HIPAA. If your coverage changes from one employer to the next, the Health Insurance Portability and Accountability Act of 1996 protects you from being denied coverage by a new employer for preexisting conditions, or it sets a time limit beyond which those conditions cannot be excluded. HIPAA will not help you, however, if your gap in coverage exceeds 63 days.

State-guaranteed health insurance.In most states you can now get coverage in a high-risk pool if you are sick and no private insurer will accept you for individual coverage. Eligibility requirements vary by state. Call your state department of insurance to find whether the pool is still open and if you are eligible.

Medicaid. If you are in serious trouble, you can turn to this state-federal program. Medicaid provides coverage for people with few assets and low income based on federal poverty guidelines. Some states waive the income guidelines for those who are “medically needy.” To enroll in Medicaid, you must apply to your state department of social services.

3. Buy your own policy

Surprise! You can find affordable health insurance on your own. Compared with employer-sponsored coverage, “individual policies that you purchase yourself are half the price or less for the same coverage–if you’re healthy,” says Paul Zane Pilzer, an economist and author of “The New Health Insurance Solution: How to Get Cheaper, Better Coverage Without a Traditional Employer Plan” (Wiley, 2005).

Pilzer recommends buying your own policy while you’re healthy, even if you have the option of an employer plan. That way, you would still have coverage if you were to lose your job. His research shows that the average monthly premium nationwide this year is $173 for a single healthy male age 35 and $541 for a family of four (35-year-old parents, two kids ages 5 and 8). That compares with monthly premiums of $375 for an individual and $1,166 for a family enrolled in an equivalent employer plan.

4. Only for the healthiest

Of course, if you have a preexisting medical condition such as cancer, heart disease, or diabetes, you will likely be denied if you seek private individual coverage. Or the insurer will specifically exclude certain treatments or charge you a higher rate than the prevailing one for a healthy person your age. “Uprating” to a higher premium is becoming more common than exclusions.

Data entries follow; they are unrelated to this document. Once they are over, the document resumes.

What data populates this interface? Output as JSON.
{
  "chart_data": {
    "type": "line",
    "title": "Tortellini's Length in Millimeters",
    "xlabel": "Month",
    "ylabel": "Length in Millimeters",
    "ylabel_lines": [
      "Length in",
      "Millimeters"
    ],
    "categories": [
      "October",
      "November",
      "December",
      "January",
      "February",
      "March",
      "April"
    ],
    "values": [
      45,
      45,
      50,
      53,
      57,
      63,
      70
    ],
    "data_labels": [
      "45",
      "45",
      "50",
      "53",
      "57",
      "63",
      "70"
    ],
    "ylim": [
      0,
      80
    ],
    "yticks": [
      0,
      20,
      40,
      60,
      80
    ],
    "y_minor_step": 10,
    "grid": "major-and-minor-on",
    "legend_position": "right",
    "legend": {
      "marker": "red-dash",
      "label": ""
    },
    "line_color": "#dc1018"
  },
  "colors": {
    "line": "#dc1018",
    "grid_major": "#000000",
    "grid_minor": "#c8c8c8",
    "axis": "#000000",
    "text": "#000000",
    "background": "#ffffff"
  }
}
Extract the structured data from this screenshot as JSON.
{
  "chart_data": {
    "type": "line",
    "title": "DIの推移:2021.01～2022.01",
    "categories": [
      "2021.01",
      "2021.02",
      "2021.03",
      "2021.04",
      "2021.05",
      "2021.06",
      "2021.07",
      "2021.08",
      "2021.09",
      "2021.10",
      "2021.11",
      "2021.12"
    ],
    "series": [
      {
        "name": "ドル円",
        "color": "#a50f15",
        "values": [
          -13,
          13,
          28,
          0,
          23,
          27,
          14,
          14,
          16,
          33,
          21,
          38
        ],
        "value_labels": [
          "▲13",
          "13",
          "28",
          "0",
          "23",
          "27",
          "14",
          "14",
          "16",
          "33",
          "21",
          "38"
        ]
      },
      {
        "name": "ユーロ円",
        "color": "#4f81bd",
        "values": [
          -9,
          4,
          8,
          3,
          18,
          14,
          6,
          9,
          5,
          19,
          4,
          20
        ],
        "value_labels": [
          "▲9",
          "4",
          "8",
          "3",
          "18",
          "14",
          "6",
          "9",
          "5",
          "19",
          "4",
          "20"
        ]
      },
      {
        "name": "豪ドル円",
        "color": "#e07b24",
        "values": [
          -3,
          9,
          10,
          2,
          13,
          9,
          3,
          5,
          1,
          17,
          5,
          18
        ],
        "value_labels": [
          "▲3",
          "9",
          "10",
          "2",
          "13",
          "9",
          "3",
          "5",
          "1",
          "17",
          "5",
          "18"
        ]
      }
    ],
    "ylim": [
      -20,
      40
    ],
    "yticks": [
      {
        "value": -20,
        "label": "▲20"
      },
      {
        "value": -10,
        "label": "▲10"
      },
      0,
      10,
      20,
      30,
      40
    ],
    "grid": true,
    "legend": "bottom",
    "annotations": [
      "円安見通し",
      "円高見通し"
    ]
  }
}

However, there’s a greater risk than uprating. The insurer could close the pool to new applicants, says Gary Claxton, a vice president of the Kaiser Family Foundation and director of its Health Care Marketplace Project in Washington, D.C. Without new healthy people coming in, the pool gradually covers a less healthy population, causing premiums to rise. As they rise, healthy people leave the plan to buy cheaper insurance elsewhere. Meanwhile, those with serious ailments are unable to find other coverage and are stuck paying ever-spiraling premiums.

5. Take time to shop carefully

Finding new health coverage if you don’t have an employer plan is a ton of work. You might want to start by checking out policies offered on ehealthinsurance.com or by asking friends about their coverage. You can also hire a licensed health-insurance broker to find a policy for you. To locate an agent, go to the Web site of the National Association of Health Underwriters(www.nahu.org). Most members are independent agents representing several plans.

Organize your questions so that you can compare insurance plans side-by-side. Among points to consider: premium cost, deductibles, co-pays and how they differ for out-of-network providers, which medical services are covered and which are specifically excluded, and limits on annual or lifetime visits to mental-health professionals and other specialists. You can lose coverage if you lie on the application or do not pay premiums, or if the insurer decides to no longer operate in your state.